Lithium-ion batteries have come a long way, but in many ways they haven’t come far enough.
They charge faster than ever before, but there’s still room for improvement. The materials they’re made of, particularly cobalt and nickel, are pricey and problematic. Researchers have been scrambling to find alternative materials, from manganese to sodium. Now they might have another: TAQ.
Unlike nearly every other lithium-ion battery chemistry, TAQ is an organic compound — not the free-range hippie type, but the kind made primarily of carbon. Researchers have been investigating organic materials as cathodes, the negatively charged part of the cell, because they could store more energy at lower cost. But so far, candidate materials haven’t been very durable because they tend to dissolve in the liquid electrolytes commonly used in the industry today.

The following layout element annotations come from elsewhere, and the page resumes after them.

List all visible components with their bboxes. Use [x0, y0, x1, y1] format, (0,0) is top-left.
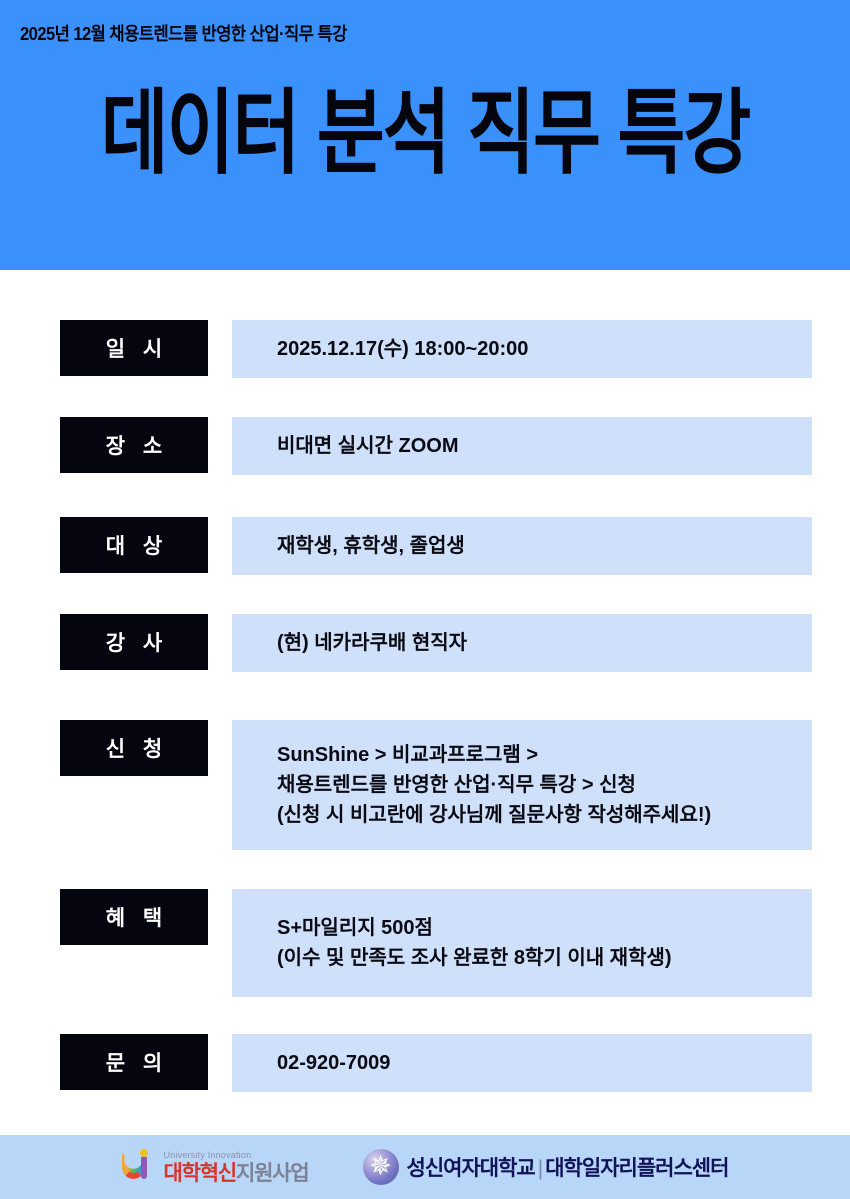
- info-row-value-line: S+마일리지 500점: [277, 913, 812, 943]
- info-row-label: 신 청: [60, 720, 208, 776]
- info-row-value-line: 채용트렌드를 반영한 산업·직무 특강 > 신청: [277, 770, 812, 800]
- logo-english-label: University Innovation: [164, 1151, 309, 1160]
- info-row-label: 대 상: [60, 517, 208, 573]
- info-row-label: 문 의: [60, 1034, 208, 1090]
- info-row-value: 비대면 실시간 ZOOM: [232, 417, 812, 475]
- j-dot-shape: [140, 1149, 148, 1157]
- info-row-value-line: 02-920-7009: [277, 1048, 812, 1078]
- sungshin-university-label: 성신여자대학교: [407, 1157, 535, 1180]
- sungshin-center-label: 대학일자리플러스센터: [545, 1157, 728, 1180]
- sungshin-emblem-icon: ✵: [363, 1149, 399, 1185]
- sungshin-separator: |: [535, 1157, 545, 1180]
- university-innovation-mark-icon: [122, 1149, 156, 1185]
- info-row-value-line: 2025.12.17(수) 18:00~20:00: [277, 334, 812, 364]
- info-row-label: 강 사: [60, 614, 208, 670]
- sungshin-wordmark: 성신여자대학교|대학일자리플러스센터: [407, 1152, 729, 1182]
- info-row-value-line: SunShine > 비교과프로그램 >: [277, 740, 812, 770]
- logo-korean-label: 대학혁신지원사업: [164, 1163, 309, 1184]
- poster-root: 2025년 12월 채용트렌드를 반영한 산업·직무 특강 데이터 분석 직무 …: [0, 0, 850, 1199]
- info-row-value-line: (현) 네카라쿠배 현직자: [277, 628, 812, 658]
- info-row-value: 재학생, 휴학생, 졸업생: [232, 517, 812, 575]
- info-row-value: (현) 네카라쿠배 현직자: [232, 614, 812, 672]
- info-row-label: 혜 택: [60, 889, 208, 945]
- logo-korean-secondary: 지원사업: [236, 1162, 308, 1185]
- poster-footer: University Innovation 대학혁신지원사업 ✵ 성신여자대학교…: [0, 1135, 850, 1199]
- header-kicker-text: 2025년 12월 채용트렌드를 반영한 산업·직무 특강: [20, 20, 347, 46]
- info-row-value: 02-920-7009: [232, 1034, 812, 1092]
- info-row-value: SunShine > 비교과프로그램 >채용트렌드를 반영한 산업·직무 특강 …: [232, 720, 812, 850]
- info-row-value-line: 재학생, 휴학생, 졸업생: [277, 531, 812, 561]
- logo-university-innovation: University Innovation 대학혁신지원사업: [122, 1149, 309, 1185]
- info-row-value-line: 비대면 실시간 ZOOM: [277, 431, 812, 461]
- poster-header: 2025년 12월 채용트렌드를 반영한 산업·직무 특강 데이터 분석 직무 …: [0, 0, 850, 270]
- info-row-label: 일 시: [60, 320, 208, 376]
- info-row-label: 장 소: [60, 417, 208, 473]
- page-title: 데이터 분석 직무 특강: [13, 88, 838, 181]
- logo-sungshin: ✵ 성신여자대학교|대학일자리플러스센터: [363, 1149, 729, 1185]
- info-row-value-line: (신청 시 비고란에 강사님께 질문사항 작성해주세요!): [277, 800, 812, 830]
- info-row-value-line: (이수 및 만족도 조사 완료한 8학기 이내 재학생): [277, 943, 812, 973]
- info-row-value: 2025.12.17(수) 18:00~20:00: [232, 320, 812, 378]
- university-innovation-wordmark: University Innovation 대학혁신지원사업: [164, 1151, 309, 1184]
- logo-korean-primary: 대학혁신: [164, 1162, 236, 1185]
- info-row-value: S+마일리지 500점(이수 및 만족도 조사 완료한 8학기 이내 재학생): [232, 889, 812, 997]
- j-stem-shape: [141, 1157, 147, 1179]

The new material doesn’t dissolve in two widely used electrolytes, and it sports an energy density that’s 50% better than one of the most common lithium-ion battery chemistries in use today, nickel-manganese-cobalt (NMC).
TAQ, short for bis-tetraaminobenzoquinone, is composed of carbon, nitrogen, oxygen and hydrogen arranged in a row of three neighboring hexagons. The structure is similar to that of graphite, which is almost universally used today as an anode material (the positive terminal). Each TAQ molecule is attracted to up to six others through hydrogen bonds, which aren’t as strong as other bonds but are sufficient to create a nearly flat sheet of the stuff that can be layered atop each other with the holes storing lithium ions.
The material was discovered by Tianyang Chen and Harish Banda while they were working in the lab of Mircea Dincă, a professor at MIT who has a partnership with Lamborghini to help the hypercar manufacturer electrify its lineup. Lamborghini, which previously used a supercapacitor developed in Dincă’s lab in its Sian model, has licensed the patent on the material.